CMS Magnetic Resonance Angiography (MRA) Form


Effective Date

07/01/2020

Last Reviewed

06/19/2020

Original Document

  Reference



Background for this Policy

Summary Of Evidence

N/A

Analysis of Evidence

N/A

Compliance with the provisions in this policy may be monitored and addressed through post payment data analysis and subsequent medical review audits.


History/Background and/or General Information


Magnetic resonance angiography (MRA) is a non-invasive diagnostic test that is an application of magnetic resonance imaging (MRI). By analyzing the amount of energy released from tissues exposed to a strong magnetic field, MRA provides images of normal and diseased blood vessels as well as visualization and quantification of blood flow through these vessels.

Please refer to the National Coverage Determination for MRI and MRA documented in CMS Publication 100-03, Medicare National Coverage Determinations (NCD) Manual, Chapter 1, Part 4, Section 220.2 Magnetic Resonance Imaging (MRI) for coverage details.


COVERED INDICATIONS

I. HEAD AND NECK

Please refer to CMS Publication 100-03, Medicare National Coverage Determinations (NCD) Manual, Chapter 1, Part 4, Section 220.2.A.2 and 220.2.B.2 for coverage details and guidelines on the use of MRA of the head and neck.

MRA is appropriately used to verify the presence of a condition, suspected because of findings from another test (usually an imaging study).
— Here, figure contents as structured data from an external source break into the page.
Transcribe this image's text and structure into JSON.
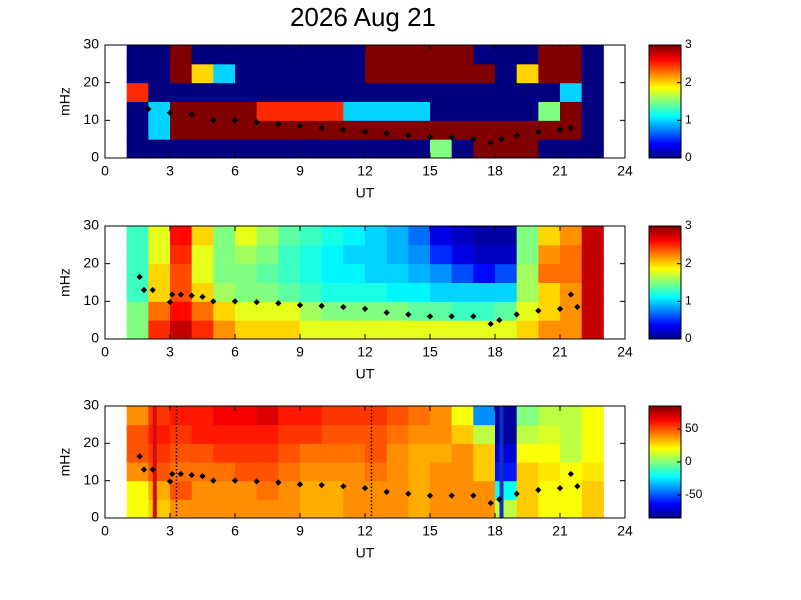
{
  "chart_data": [
    {
      "type": "heatmap",
      "title": "2026 Aug 21",
      "xlabel": "UT",
      "ylabel": "mHz",
      "colormap": "jet",
      "xlim": [
        0,
        24
      ],
      "xticks": [
        0,
        3,
        6,
        9,
        12,
        15,
        18,
        21,
        24
      ],
      "ylim": [
        0,
        30
      ],
      "yticks": [
        0,
        10,
        20,
        30
      ],
      "clim": [
        0,
        3
      ],
      "cticks": [
        0,
        1,
        2,
        3
      ],
      "x_edges": [
        1,
        2,
        3,
        4,
        5,
        6,
        7,
        8,
        9,
        10,
        11,
        12,
        13,
        14,
        15,
        16,
        17,
        18,
        19,
        20,
        21,
        22,
        23
      ],
      "y_edges": [
        0,
        5,
        10,
        15,
        20,
        25,
        30
      ],
      "z": [
        [
          0,
          0,
          0,
          0,
          0,
          0,
          0,
          0,
          0,
          0,
          0,
          0,
          0,
          0,
          1.5,
          0,
          3,
          3,
          3,
          0,
          0,
          0
        ],
        [
          0,
          1,
          3,
          3,
          3,
          3,
          3,
          3,
          3,
          3,
          3,
          3,
          3,
          3,
          3,
          3,
          3,
          3,
          3,
          3,
          3,
          0
        ],
        [
          0,
          1,
          3,
          3,
          3,
          3,
          2.5,
          2.5,
          2.5,
          2.5,
          1,
          1,
          1,
          1,
          0,
          0,
          0,
          0,
          0,
          1.5,
          3,
          0
        ],
        [
          2.5,
          0,
          0,
          0,
          0,
          0,
          0,
          0,
          0,
          0,
          0,
          0,
          0,
          0,
          0,
          0,
          0,
          0,
          0,
          0,
          1,
          0
        ],
        [
          0,
          0,
          3,
          2,
          1,
          0,
          0,
          0,
          0,
          0,
          0,
          3,
          3,
          3,
          3,
          3,
          3,
          0,
          2,
          3,
          3,
          0
        ],
        [
          0,
          0,
          3,
          0,
          0,
          0,
          0,
          0,
          0,
          0,
          0,
          3,
          3,
          3,
          3,
          3,
          0,
          0,
          0,
          3,
          3,
          0
        ]
      ],
      "trace": {
        "color": "#000000",
        "x": [
          2,
          3,
          4,
          5,
          6,
          7,
          8,
          9,
          10,
          11,
          12,
          13,
          14,
          15,
          16,
          17,
          17.8,
          18.3,
          19,
          20,
          21,
          21.5
        ],
        "y": [
          13,
          12,
          11.5,
          10,
          10,
          9.5,
          9,
          8.5,
          8,
          7.5,
          7,
          6.5,
          6,
          5.5,
          5.5,
          5,
          4,
          5,
          6,
          7,
          7.5,
          8
        ]
      }
    },
    {
      "type": "heatmap",
      "xlabel": "UT",
      "ylabel": "mHz",
      "colormap": "jet",
      "xlim": [
        0,
        24
      ],
      "xticks": [
        0,
        3,
        6,
        9,
        12,
        15,
        18,
        21,
        24
      ],
      "ylim": [
        0,
        30
      ],
      "yticks": [
        0,
        10,
        20,
        30
      ],
      "clim": [
        0,
        3
      ],
      "cticks": [
        0,
        1,
        2,
        3
      ],
      "x_edges": [
        1,
        2,
        3,
        4,
        5,
        6,
        7,
        8,
        9,
        10,
        11,
        12,
        13,
        14,
        15,
        16,
        17,
        18,
        19,
        20,
        21,
        22,
        23
      ],
      "y_edges": [
        0,
        5,
        10,
        15,
        20,
        25,
        30
      ],
      "z": [
        [
          1.5,
          2.5,
          2.8,
          2.5,
          2.2,
          2,
          2,
          2,
          1.8,
          1.8,
          1.8,
          1.8,
          1.8,
          1.8,
          1.8,
          1.8,
          1.8,
          1.8,
          2,
          2.2,
          2.2,
          2.8
        ],
        [
          1.5,
          2.3,
          2.6,
          2.3,
          2,
          1.8,
          1.8,
          1.8,
          1.6,
          1.5,
          1.5,
          1.5,
          1.5,
          1.4,
          1.4,
          1.3,
          1.3,
          1.4,
          1.8,
          2,
          2.2,
          2.8
        ],
        [
          1.3,
          2,
          2.4,
          2,
          1.6,
          1.5,
          1.5,
          1.4,
          1.3,
          1.2,
          1.2,
          1.2,
          1.1,
          1.1,
          1,
          1,
          1,
          1,
          1.6,
          2,
          2.2,
          2.8
        ],
        [
          1.3,
          2,
          2.4,
          1.8,
          1.5,
          1.5,
          1.4,
          1.3,
          1.2,
          1.1,
          1.1,
          1,
          1,
          0.9,
          0.8,
          0.6,
          0.4,
          0.6,
          1.6,
          2.3,
          2.3,
          2.8
        ],
        [
          1.3,
          1.8,
          2.5,
          1.8,
          1.5,
          1.6,
          1.5,
          1.3,
          1.2,
          1.1,
          1,
          1,
          0.9,
          0.8,
          0.5,
          0.3,
          0.2,
          0.2,
          1.5,
          2.2,
          2.3,
          2.8
        ],
        [
          1.3,
          1.8,
          2.6,
          2,
          1.5,
          1.8,
          1.6,
          1.4,
          1.3,
          1.2,
          1.1,
          1,
          0.9,
          0.7,
          0.3,
          0.2,
          0.1,
          0.1,
          1.5,
          2,
          2.2,
          2.8
        ]
      ],
      "trace": {
        "color": "#000000",
        "x": [
          1.6,
          1.8,
          2.2,
          3,
          3.1,
          3.5,
          4,
          4.5,
          5,
          6,
          7,
          8,
          9,
          10,
          11,
          12,
          13,
          14,
          15,
          16,
          17,
          17.8,
          18.2,
          19,
          20,
          21,
          21.5,
          21.8
        ],
        "y": [
          16.5,
          13,
          13,
          9.8,
          11.8,
          11.8,
          11.5,
          11.2,
          10,
          10,
          9.8,
          9.5,
          9,
          8.8,
          8.5,
          8,
          7,
          6.5,
          6,
          6,
          6,
          4,
          5,
          6.5,
          7.5,
          8,
          11.8,
          8.5
        ]
      }
    },
    {
      "type": "heatmap",
      "xlabel": "UT",
      "ylabel": "mHz",
      "colormap": "jet",
      "xlim": [
        0,
        24
      ],
      "xticks": [
        0,
        3,
        6,
        9,
        12,
        15,
        18,
        21,
        24
      ],
      "ylim": [
        0,
        30
      ],
      "yticks": [
        0,
        10,
        20,
        30
      ],
      "clim": [
        -85,
        85
      ],
      "cticks": [
        -50,
        0,
        50
      ],
      "x_edges": [
        1,
        2,
        3,
        4,
        5,
        6,
        7,
        8,
        9,
        10,
        11,
        12,
        13,
        14,
        15,
        16,
        17,
        18,
        19,
        20,
        21,
        22,
        23
      ],
      "y_edges": [
        0,
        5,
        10,
        15,
        20,
        25,
        30
      ],
      "z": [
        [
          20,
          30,
          40,
          40,
          40,
          40,
          40,
          40,
          35,
          35,
          40,
          40,
          40,
          35,
          40,
          40,
          40,
          10,
          30,
          20,
          20,
          30
        ],
        [
          20,
          35,
          50,
          40,
          40,
          40,
          45,
          40,
          35,
          35,
          40,
          40,
          40,
          35,
          40,
          40,
          40,
          -20,
          30,
          20,
          20,
          30
        ],
        [
          40,
          50,
          45,
          45,
          45,
          50,
          50,
          45,
          40,
          40,
          40,
          45,
          40,
          35,
          40,
          40,
          30,
          -60,
          30,
          25,
          20,
          25
        ],
        [
          50,
          55,
          50,
          50,
          55,
          55,
          55,
          50,
          45,
          45,
          45,
          50,
          40,
          35,
          35,
          40,
          30,
          -70,
          20,
          20,
          10,
          20
        ],
        [
          50,
          60,
          55,
          60,
          60,
          60,
          60,
          55,
          55,
          50,
          50,
          50,
          45,
          40,
          40,
          30,
          10,
          -80,
          10,
          15,
          10,
          20
        ],
        [
          40,
          55,
          60,
          60,
          65,
          65,
          70,
          60,
          60,
          55,
          55,
          55,
          50,
          45,
          40,
          20,
          -40,
          -80,
          0,
          10,
          10,
          20
        ]
      ],
      "markers": [
        {
          "x": 2.3,
          "color": "#d01010",
          "style": "solid"
        },
        {
          "x": 3.3,
          "color": "#000000",
          "style": "dotted"
        },
        {
          "x": 12.3,
          "color": "#000000",
          "style": "dotted"
        },
        {
          "x": 18.3,
          "color": "#1030c0",
          "style": "solid"
        }
      ],
      "trace": {
        "color": "#000000",
        "x": [
          1.6,
          1.8,
          2.2,
          3,
          3.1,
          3.5,
          4,
          4.5,
          5,
          6,
          7,
          8,
          9,
          10,
          11,
          12,
          13,
          14,
          15,
          16,
          17,
          17.8,
          18.2,
          19,
          20,
          21,
          21.5,
          21.8
        ],
        "y": [
          16.5,
          13,
          13,
          9.8,
          11.8,
          11.8,
          11.5,
          11.2,
          10,
          10,
          9.8,
          9.5,
          9,
          8.8,
          8.5,
          8,
          7,
          6.5,
          6,
          6,
          6,
          4,
          5,
          6.5,
          7.5,
          8,
          11.8,
          8.5
        ]
      }
    }
  ]
}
For example, a patient who presents with a transient ischemic attack (TIA) should not undergo MRA simply because he might have a lesion which is amenable to surgery. However, if that patient has a carotid bruit and is found by Doppler study to have carotid stenosis, an MRA may be appropriate to evaluate the stenotic section of artery for surgical intervention. Please note that the anticipated surgery may be a percutaneous procedure such as carotid angioplasty with stent insertion.

Another patient may present with a headache; it is not appropriate to proceed directly to MRA to rule out the possibility of an intracranial aneurysm. However, if that patient was found to have a clinically significant amount of blood in the cerebrospinal fluid, or the patient demonstrated signs and symptoms strongly suggesting an unruptured intracranial aneurysm, an MRA (or cerebral angiogram) may be appropriate.

An MRA is not considered medically reasonable and necessary for screening asymptomatic patients for intracranial aneurysms.

II. PERIPHERAL ARTERIES OF LOWER EXTREMITIES

Please refer to CMS Publication 100-03, Medicare National Coverage Determinations (NCD) Manual, Chapter 1, Part 4, Section 220.2.B.2.b for coverage details and guidelines on the use of MRA in the peripheral arteries of the lower extremities.


III. ABDOMEN AND PELVIS

Please refer to CMS Publication 100-03, Medicare National Coverage Determinations (NCD) Manual, Chapter 1, Part 4, Section 220.2.B.2.c for coverage details and guidelines on the use of MRA in the pre-operative evaluation of patients undergoing elective abdominal aortic aneurysm (AAA) repair and imaging of the renal arteries and aortoiliac arteries in the absence of AAA or aortic dissection.

An MRA of the abdomen for evaluation of possible renal artery stenosis would not be considered medically reasonable and necessary without some evidence consistent with renovascular hypertension. Such evidence might include:

  • a history of early or late onset of hypertension, hypertension refractory to medication, or worsening renal function;
  • the presence of a renal artery bruit;
  • laboratory tests (elevated serum renins, increasing creatinine); or
  • other radiologic tests (ultrasound, captopril scintigraphy, or other imaging showing small kidney or unequal kidney sizes).


IV. CHEST

Diagnosis of Pulmonary Embolism

Please refer to CMS Publication 100-03, Medicare National Coverage Determinations (NCD) Manual, Chapter 1, Part 4, Section 220.2.B.2.d.i for coverage details and guidelines on the use of MRA in the diagnosis of pulmonary embolism.

Evaluation of Thoracic Aortic Dissection and Aneurysm

Please refer to CMS Publication 100-03, Medicare National Coverage Determinations (NCD) Manual, Chapter 1, Part 4, Section 220.2.B.2.d.ii for coverage details and guidelines on the evaluation of thoracic aortic dissection and aneurysm.

NOTE: This LCD does not address cardiac magnetic resonance imaging.

Notice: Services performed for any given diagnosis must meet all of the indications and limitations stated in this policy, the general requirements for medical necessity as stated in CMS payment policy manuals, any and all existing CMS national coverage determinations, and all Medicare payment rules.

The redetermination process may be utilized for consideration of services performed outside of the reasonable and necessary requirements in this LCD.